I feel a need to say more, but I can’t find the words. I just hope life has given you rewards to balance out the hard parts.

Dutchess_III's avatar

@Here2_4 That was an insight. Sounds like you were simply scared of the dark, like many kids are. It puts it in a whole new light (ha ha) to share with us how you felt as a tiny kid.
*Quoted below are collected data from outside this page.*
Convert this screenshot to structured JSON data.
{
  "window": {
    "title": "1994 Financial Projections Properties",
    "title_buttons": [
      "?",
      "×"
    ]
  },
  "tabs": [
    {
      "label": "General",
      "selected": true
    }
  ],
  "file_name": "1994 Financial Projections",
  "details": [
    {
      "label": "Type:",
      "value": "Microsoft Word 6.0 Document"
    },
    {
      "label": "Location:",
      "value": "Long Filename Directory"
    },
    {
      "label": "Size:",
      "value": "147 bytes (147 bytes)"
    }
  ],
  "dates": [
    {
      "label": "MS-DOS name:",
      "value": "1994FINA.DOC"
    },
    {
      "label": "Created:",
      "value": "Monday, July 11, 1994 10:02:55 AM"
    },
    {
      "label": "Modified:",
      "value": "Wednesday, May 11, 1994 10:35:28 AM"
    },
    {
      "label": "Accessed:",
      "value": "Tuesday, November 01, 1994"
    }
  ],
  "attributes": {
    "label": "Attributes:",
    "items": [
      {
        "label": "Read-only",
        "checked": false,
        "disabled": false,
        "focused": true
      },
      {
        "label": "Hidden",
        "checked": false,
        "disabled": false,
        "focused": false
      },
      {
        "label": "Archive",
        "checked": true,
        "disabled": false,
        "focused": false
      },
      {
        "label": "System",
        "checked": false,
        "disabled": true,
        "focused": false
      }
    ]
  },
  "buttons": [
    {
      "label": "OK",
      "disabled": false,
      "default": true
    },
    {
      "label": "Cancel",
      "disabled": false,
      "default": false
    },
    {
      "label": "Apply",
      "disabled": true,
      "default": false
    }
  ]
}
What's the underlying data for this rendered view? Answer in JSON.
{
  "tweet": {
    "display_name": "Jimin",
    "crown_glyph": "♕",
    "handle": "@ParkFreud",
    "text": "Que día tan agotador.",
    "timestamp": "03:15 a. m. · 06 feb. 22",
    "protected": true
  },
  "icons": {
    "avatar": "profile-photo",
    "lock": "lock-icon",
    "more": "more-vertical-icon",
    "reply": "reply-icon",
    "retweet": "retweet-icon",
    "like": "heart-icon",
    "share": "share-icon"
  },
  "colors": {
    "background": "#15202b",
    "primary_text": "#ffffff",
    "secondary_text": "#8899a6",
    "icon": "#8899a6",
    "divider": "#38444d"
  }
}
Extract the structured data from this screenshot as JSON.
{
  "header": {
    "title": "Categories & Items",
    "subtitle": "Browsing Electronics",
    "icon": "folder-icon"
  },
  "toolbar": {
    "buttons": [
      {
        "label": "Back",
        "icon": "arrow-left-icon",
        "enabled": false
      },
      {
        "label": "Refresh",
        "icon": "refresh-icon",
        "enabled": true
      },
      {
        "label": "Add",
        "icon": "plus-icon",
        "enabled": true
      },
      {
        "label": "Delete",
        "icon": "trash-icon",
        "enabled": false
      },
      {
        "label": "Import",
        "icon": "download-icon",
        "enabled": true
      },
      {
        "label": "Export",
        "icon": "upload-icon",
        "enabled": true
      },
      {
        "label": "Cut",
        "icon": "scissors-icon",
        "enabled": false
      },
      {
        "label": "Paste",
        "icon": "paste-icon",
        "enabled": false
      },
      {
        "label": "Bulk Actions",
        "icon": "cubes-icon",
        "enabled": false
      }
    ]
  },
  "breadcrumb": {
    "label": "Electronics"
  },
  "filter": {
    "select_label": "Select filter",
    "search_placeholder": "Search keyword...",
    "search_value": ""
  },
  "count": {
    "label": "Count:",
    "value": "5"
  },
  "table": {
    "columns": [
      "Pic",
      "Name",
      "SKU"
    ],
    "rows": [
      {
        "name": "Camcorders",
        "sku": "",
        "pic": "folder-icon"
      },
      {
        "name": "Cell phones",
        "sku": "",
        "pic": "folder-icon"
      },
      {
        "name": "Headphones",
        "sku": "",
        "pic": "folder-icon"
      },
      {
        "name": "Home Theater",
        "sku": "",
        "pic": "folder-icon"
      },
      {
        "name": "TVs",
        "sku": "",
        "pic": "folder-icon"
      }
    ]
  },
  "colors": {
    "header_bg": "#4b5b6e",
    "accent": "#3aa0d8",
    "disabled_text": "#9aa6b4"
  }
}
I have always addressed kids being afraid of the dark, in one way or another, and never by ignoring them.
Some people don’t understand that a kid’s fears, even imaginary, are every bit as real and scary to us as our grown up fears.

Dutchess_III's avatar

Oh, how horrible @Kardamom. It is so very sad that kids can’t communicate to adult satisfaction….

Here2_4's avatar

Nobody needs to diagnose my trauma. What I wrote was a farcical memoir of my birth.

Judi's avatar

I posted this question because I was thinking about my earliest memory. I talked to my mother a few years before she died and we figured out it must have been when I was 6–9 months old because I distinctly remember sitting up, and it was before we moved to Oregon because I was facing a fireplace and when I described it to her she said it was the one we had in New Mexico.
I had a little panic attack because I realized I was forgetting things. I, at that time, tried to think back to the first thing I remembered and realized that there must be things I had forgotten. I made a decision that If I forgot everything else, I would remember that moment in time. I remember sitting in front of a brick fireplace, but that’s about all I remember about my surroundings. Mostly I remember being determined to remember that moment.
Funny thing is, now, I am extremely forgetful and scatterbrained. The iPhone has changed my life dramatically by helping me keep track of appointments and things I should do.